High electron affinities of bicyclo[n, n, 0]perfluoroalkanes

Abstract

Electron attachment is an important contributor to the chemistry of perfluoroalkanes. The adiabatic electron affinities (AEAs) and vertical electron affinities (VEAs) of bicyclo[n, n, 0]perfluoroalkanes (n, n-BCPFA) (where n= 1, 2, 3, 4) were computed using hybrid density functionals with DZP++ (polarization and diffuse function augmented double-ζ) basis sets. The bicyclo[1, 1, 0]perfluorobutane (1,1-BCPFA) and bicyclo[2, 2, 0]perfluoro-octane exhibit exceptionally high electron affinities for a saturated perfluoroalkane at all the levels of theory (2.20 and 1.86 eV, respectively; KMLYP/DZP++ with zero-point corrections). The predicted zero-point corrected AEAs of the n, n-BCPFAs range from 1.40 to 2.20 eV with the KMLYP/DZP++ level of theory. The structural changes which occur over the different ring sizes are varied and are dictated by the mode of electron binding by the n, n-BCPFA. Spin density and SOMO plots reveal that 1,1-BCPFA and 2,2-BCPFA bind the electron in a C–C antibonding σ* orbital.

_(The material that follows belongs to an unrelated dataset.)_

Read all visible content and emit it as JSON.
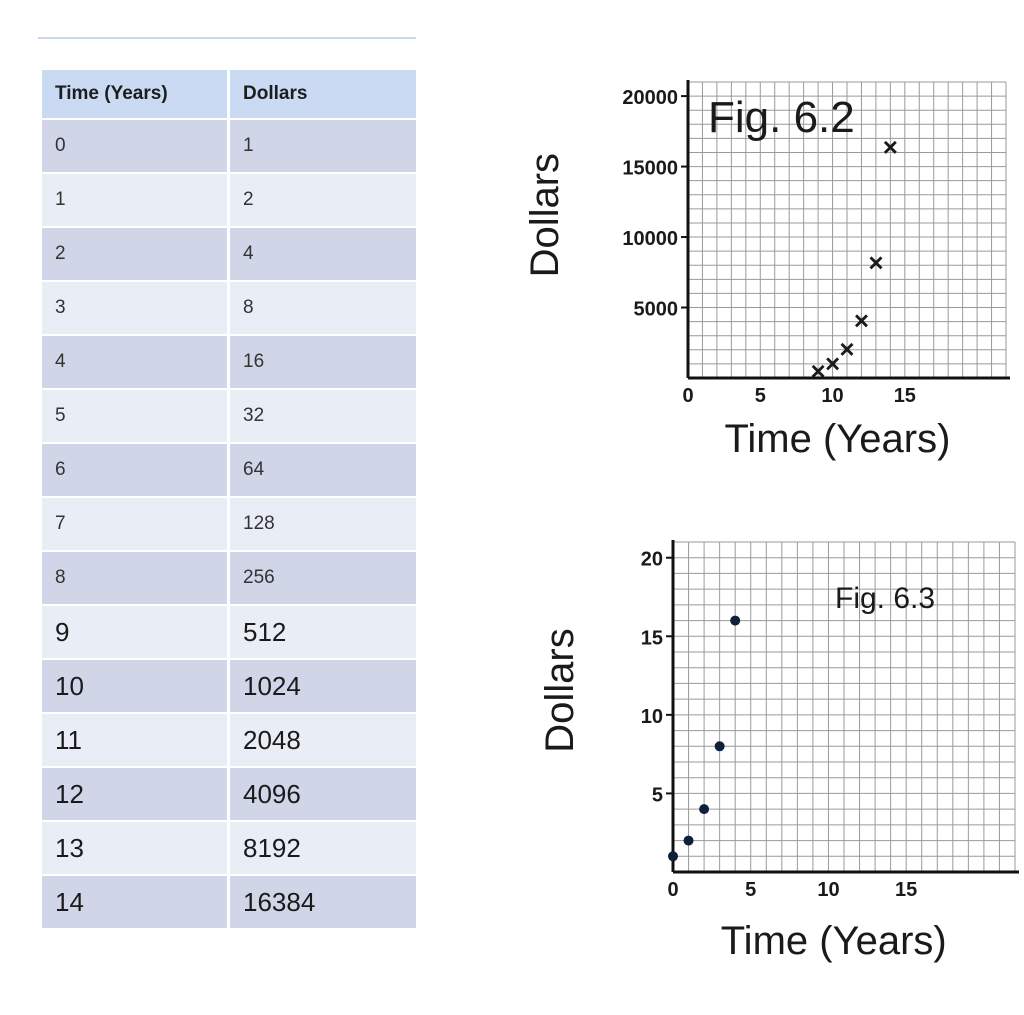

The 2,2-BCPFA radical anion has two minima differing in their nature of binding the ‘extra electron’. One of the minima has the electron distributed around the cleaved bridgehead C–C bond, and the other has it dispersed over the entire carbon skeleton. The 4,4- and 5,5-BCPFA radical anions hold the unpaired electron in a C–F antibonding σ* orbital which is localized on an exceptionally long tertiary C–F bond. The 1,1-BCPFA radical anion exhibits an exceptionally long bridgehead C–C bond. The most stable minimum of the 2,2-BCPFA radical anion exhibits similar characteristics as the 1,1-BCPFA radical anion. The 3,3-BCPFA (both the cis and trans forms) and the trans form of the 4,4-BCPFA radical anion display exceptionally long tertiary C–F bonds.